AI twin

Hybrid retrieval, a fallback chain of models, and honest failure modes.

The twin is a retrieval-grounded chatbot, not a model that memorized a biography. Everything it can say comes from a curated corpus; the models only provide the language.

How an answer is made

At deploy time the corpus is chunked along headings, indexed for keyword search with BM25, and embedded into 768-dimensional vectors. The result is one JSON file, committed to the repo, so deploys are deterministic and there is no vector database to run or pay for. At this corpus size, brute-force cosine over the vectors costs microseconds.
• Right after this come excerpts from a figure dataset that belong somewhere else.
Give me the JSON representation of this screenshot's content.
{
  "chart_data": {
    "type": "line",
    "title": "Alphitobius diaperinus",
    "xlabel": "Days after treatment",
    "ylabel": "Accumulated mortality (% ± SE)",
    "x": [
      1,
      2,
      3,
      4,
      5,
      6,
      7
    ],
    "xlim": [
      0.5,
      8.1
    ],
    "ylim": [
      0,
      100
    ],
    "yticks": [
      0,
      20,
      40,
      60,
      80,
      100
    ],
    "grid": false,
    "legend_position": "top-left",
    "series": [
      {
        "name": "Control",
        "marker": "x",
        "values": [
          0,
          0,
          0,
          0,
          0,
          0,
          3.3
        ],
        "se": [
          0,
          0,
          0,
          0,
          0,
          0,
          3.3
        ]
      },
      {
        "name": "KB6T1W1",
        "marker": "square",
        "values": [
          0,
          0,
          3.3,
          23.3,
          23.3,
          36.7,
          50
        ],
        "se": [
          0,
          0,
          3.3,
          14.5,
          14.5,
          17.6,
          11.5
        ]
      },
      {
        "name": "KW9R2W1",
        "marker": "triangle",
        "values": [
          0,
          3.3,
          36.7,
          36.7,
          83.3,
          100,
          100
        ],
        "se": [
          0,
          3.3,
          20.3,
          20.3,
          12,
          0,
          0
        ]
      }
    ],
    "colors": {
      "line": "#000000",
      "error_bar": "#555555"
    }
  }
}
Per question, both retrievers run: the query is embedded for semantic search while BM25 handles exact tokens like a patent number. Their rankings are fused with Reciprocal Rank Fusion, which only compares ranks, so the two scoring scales never need calibration. The top chunks go to the model with one instruction: answer from these or decline. The same chunks are shown to you as a retrieval trace, so every answer is auditable rather than a black box.

The model chain

Generation walks a fallback chain: gemini-3.5-flash first, gemini-3.1-flash-lite when the primary's daily free tier is spent, and a third, self-hosted model behind an OpenAI-compatible endpoint, wired in and dormant until its host is configured. When that last tier answers, the reply says so. The chain exists because free quotas are real: the twin should degrade, not die.

Failing honestly

  • Every model quota spent: the twin says so and points to email, instead of pretending to think.
  • Embeddings unavailable: retrieval degrades to keyword-only against the local index, and the trace panel marks it. The request path can survive a total Gemini outage.
  • Thin retrieval: when nothing ranks near the top of either retriever, the twin prefers "I'm not sure" over a confident guess.

Keeping it contained

The Gemini key lives server-side only and never reaches your browser. Messages are capped at 1000 characters and 8 turns of history, rate-limited per IP, and screened for jailbreak phrasing before any model or quota is touched. Retrieved context is framed as data, never as instructions. The prompt and the corpus are public in the repo on purpose: anything a public chatbot knows is extractable by chatting anyway, so the real boundaries are what goes into the corpus and a key that never leaves the server.